Having an entire season devoted to my own work is a true gift – and the fact that
Profile Theatre is in my home town makes it all the more magical.” ~ TB

Tanya Barfield is from Portland, Oregon. Her play Bright Half Life premiered at the Women’s Project Theater and was a TimeOut Critic’s Pick. Her play The Call premiered at Playwrights Horizons in co-production with Primary Stages and was a Critic’s Pick for the New York Times. Blue Door (South Coast Rep, Playwrights Horizons) was nominated for a Pulitzer Prize. Other work includes: Feast (co-writer, Young Vic/Royal Court), Of Equal Measure (Center Theatre Group), Chat (New Dramatists’ Playtime Festival), and The Quick (New York Stage & Film). A recipient of a Lilly Award, the inaugural Lilly Award Commission and a Helen Merrill Award, Tanya is a proud alumna of New Dramatists and a member of The Dramatist Guild Council. She has written for the upcoming Starz series, The One Percent. She currently writes for The Americans on FX.

Learn about the 2016 Season here.

Like Fingers Clasped Together: The Work of Tanya Barfield
by Hannah Fattor, Profile Theatre Dramaturgy Intern

Like fingers clasped together, relationships and conversations overlap in Tanya Barfield’s plays.  Characters speak over their past and future selves, interact with forefathers long dead, and flicker through time in an exploration of how human beings define themselves through personal history or ancestral memory.  Barfield’s own experiences as a bi-racial, gay woman and the depth of her research into historical and social contexts have infused her work with a sensitivity toward characters that are human beings rather than mouthpieces.  Instead of relying on patterns of storytelling to get across well-worn messages about the oppression of women or African-Americans or people in poverty, Barfield examines issues of sexuality, class, race, gender, politics, and love by focusing on details: the lies we tell to protect ourselves and those we care about; the truths we must face to grow as human beings; the people who challenge us in exciting or difficult ways; how we rise to meet those challenges, and fail, and rise again and again until the lesson is learned.  Barfield’s eyes are wide open, curious, seeking the nuances that affect large and painful issues of discrimination.  Her deep, careful research shines through in the complex characters she creates to communicate the struggles within her plays.

Above all, Tanya Barfield places a deep trust in her actors.
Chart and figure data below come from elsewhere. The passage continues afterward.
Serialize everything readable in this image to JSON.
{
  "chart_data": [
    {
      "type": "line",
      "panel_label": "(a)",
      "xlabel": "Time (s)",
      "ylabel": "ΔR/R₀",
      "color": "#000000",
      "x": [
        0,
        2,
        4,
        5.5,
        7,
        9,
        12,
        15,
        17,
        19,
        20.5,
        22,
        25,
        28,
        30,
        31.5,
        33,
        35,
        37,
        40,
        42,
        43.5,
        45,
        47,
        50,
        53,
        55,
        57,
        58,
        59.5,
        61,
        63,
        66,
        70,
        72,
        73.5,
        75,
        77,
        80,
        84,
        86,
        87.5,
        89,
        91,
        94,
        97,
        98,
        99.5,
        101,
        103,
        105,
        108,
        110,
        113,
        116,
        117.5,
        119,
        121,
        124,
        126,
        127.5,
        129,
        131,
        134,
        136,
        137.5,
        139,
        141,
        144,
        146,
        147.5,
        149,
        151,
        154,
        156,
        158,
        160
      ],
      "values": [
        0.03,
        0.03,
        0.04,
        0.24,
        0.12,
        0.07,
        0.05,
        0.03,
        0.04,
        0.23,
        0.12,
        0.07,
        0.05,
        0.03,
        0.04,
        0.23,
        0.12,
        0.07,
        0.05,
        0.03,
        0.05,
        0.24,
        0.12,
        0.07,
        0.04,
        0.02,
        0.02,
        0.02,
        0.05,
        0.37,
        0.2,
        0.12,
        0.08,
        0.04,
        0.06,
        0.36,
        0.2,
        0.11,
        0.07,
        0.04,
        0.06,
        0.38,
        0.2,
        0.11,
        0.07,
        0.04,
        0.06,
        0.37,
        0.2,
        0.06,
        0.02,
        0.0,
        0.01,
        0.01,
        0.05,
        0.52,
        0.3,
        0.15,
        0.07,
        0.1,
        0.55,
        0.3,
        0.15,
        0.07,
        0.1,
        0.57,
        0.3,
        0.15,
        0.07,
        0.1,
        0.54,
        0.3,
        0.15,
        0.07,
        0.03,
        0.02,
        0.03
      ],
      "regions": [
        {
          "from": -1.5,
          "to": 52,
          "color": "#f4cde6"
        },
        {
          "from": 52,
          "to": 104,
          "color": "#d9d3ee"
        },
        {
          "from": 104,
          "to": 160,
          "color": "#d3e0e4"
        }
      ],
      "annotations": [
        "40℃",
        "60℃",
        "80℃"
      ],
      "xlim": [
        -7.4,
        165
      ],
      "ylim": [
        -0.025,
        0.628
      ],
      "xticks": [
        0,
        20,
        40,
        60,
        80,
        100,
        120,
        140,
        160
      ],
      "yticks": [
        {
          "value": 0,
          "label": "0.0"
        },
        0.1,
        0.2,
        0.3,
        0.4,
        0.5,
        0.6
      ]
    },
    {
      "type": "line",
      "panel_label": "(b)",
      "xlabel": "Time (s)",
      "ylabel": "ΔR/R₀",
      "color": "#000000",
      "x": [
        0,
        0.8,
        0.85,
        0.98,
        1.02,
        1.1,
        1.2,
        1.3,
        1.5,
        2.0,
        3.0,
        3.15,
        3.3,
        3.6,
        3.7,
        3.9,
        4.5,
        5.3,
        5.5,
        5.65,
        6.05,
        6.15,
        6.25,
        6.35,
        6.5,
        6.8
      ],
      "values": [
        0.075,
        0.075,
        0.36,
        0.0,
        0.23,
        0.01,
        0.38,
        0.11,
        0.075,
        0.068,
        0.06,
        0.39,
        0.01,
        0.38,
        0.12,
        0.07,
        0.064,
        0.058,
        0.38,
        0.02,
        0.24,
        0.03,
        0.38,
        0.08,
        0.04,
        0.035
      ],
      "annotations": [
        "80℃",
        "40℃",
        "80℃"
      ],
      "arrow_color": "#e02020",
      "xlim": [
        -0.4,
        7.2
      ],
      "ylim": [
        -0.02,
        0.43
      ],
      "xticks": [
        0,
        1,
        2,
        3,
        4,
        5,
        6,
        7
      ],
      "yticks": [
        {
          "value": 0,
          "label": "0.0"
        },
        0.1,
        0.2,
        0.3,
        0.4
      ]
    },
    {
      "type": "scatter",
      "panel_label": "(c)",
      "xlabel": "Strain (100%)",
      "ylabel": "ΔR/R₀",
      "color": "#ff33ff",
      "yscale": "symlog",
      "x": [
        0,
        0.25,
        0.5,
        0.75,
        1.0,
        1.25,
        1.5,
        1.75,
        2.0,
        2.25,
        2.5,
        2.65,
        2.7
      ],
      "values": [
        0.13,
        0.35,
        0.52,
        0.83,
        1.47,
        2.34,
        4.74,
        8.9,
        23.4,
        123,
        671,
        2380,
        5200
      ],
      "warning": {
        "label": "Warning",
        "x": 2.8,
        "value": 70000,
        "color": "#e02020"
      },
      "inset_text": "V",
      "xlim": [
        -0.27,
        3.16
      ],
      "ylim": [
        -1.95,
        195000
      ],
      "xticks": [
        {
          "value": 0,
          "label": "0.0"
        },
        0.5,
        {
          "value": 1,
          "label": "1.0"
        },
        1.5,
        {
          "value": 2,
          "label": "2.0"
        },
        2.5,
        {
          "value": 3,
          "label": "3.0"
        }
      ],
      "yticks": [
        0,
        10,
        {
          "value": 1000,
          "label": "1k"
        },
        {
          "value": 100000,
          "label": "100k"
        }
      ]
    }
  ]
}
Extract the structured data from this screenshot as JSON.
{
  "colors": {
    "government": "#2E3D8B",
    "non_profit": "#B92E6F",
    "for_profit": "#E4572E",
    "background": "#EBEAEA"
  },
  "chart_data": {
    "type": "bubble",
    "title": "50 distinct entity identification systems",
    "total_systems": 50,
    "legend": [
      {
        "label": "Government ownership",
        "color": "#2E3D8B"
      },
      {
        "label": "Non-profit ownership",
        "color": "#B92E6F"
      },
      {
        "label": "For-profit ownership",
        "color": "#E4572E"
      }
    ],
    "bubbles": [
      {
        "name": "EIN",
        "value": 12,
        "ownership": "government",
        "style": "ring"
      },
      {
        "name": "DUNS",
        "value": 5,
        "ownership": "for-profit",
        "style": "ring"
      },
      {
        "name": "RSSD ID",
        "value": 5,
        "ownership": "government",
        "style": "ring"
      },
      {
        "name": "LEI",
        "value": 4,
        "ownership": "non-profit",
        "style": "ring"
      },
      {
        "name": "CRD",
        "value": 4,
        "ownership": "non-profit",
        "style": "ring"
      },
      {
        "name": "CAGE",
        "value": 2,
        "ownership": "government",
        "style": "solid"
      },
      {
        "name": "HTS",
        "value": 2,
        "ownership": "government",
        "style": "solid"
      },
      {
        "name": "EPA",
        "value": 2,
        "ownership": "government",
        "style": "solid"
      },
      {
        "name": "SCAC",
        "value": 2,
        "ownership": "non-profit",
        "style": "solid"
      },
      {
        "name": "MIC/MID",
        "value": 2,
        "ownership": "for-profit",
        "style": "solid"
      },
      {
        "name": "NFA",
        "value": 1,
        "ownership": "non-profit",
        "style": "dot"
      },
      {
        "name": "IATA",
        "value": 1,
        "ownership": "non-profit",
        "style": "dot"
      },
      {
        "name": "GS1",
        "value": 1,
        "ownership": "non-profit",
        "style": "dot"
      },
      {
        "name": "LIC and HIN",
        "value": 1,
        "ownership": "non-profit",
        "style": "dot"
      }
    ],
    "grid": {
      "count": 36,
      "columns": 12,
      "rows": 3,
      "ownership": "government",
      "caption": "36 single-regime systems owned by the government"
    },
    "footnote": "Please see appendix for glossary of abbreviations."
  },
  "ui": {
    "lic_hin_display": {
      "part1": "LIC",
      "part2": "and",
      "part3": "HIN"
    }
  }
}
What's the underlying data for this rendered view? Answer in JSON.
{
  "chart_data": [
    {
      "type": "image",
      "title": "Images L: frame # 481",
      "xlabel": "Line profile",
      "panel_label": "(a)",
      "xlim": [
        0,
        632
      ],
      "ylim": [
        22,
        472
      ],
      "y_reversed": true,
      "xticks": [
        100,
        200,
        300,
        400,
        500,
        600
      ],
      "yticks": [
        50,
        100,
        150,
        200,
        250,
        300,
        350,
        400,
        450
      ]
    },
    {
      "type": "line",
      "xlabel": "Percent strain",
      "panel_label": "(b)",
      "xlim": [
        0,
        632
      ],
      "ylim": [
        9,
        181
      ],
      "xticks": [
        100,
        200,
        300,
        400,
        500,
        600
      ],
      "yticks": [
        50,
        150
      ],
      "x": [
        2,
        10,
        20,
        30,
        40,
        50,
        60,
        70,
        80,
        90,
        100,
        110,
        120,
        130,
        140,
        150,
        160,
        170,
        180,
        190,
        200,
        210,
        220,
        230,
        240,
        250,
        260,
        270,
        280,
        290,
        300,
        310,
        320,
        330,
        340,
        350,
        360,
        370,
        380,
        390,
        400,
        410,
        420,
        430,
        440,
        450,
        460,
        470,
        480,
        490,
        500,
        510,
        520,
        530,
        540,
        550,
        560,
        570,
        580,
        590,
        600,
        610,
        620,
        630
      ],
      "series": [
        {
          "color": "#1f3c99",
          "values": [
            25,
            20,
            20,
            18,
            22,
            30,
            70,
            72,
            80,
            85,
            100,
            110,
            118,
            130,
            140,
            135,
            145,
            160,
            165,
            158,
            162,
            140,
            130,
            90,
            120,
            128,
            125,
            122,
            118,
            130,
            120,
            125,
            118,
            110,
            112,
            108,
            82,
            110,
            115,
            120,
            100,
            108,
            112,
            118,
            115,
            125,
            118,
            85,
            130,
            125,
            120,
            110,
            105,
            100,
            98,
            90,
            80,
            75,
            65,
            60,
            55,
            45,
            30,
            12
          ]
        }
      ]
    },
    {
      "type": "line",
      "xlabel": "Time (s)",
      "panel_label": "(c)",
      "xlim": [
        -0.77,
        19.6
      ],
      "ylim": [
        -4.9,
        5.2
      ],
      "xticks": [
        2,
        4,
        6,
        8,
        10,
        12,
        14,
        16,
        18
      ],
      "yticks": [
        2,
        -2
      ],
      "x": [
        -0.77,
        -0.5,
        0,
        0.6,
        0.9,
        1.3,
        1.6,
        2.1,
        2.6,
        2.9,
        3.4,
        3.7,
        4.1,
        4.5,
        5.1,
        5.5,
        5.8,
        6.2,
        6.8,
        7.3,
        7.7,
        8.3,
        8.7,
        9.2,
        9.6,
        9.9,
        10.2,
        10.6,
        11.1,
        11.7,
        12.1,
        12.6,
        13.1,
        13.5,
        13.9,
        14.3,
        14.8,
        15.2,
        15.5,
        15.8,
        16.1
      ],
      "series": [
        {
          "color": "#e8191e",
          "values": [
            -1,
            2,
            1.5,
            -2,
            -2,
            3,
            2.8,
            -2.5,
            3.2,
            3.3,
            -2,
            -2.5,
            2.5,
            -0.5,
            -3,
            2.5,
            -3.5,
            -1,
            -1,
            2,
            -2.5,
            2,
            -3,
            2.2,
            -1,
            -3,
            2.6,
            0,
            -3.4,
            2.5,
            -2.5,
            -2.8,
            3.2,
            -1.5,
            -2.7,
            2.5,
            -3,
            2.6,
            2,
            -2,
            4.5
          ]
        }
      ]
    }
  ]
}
She initially went to school for acting (before she learned that playwrighting was not a dead profession), and her minimalist staging, tight back-and-forth dialogue, and tight character shifts rely on skilled performers to bring her ideas to life.  Barfield’s plays are filled with conversations both halting and harried, insightful and disjointed, honest and oblivious.  She skillfully clips words too painful to speak and tangles dialogue together as characters either connect with each other to the point of finishing each other’s sentences, or fail to understand each other when grievances are ignored.  Through snarled arguments and honest, uncomfortable dialogues Barfield expresses how difficult and yet how necessary conversation is.  Not every exchange is a debate with a clear winner at the end; at times it is simply necessary to speak with one another.

In these conversations, Barfield interweaves the many identities that one character inhabits with the many identities that other characters inhabit.  These various identities do not contradict each other; they intersect and conflict but they make up a whole human being.  People suffer when they reject aspects of themselves, from racial and class backgrounds to sexuality and love. Yet, as she folds the past and present together, Barfield reveals that no one is incapable of change if they can recognize and discuss their perspective on the world, however flawed it may be.  Through connection and honest conversation, progress is possible.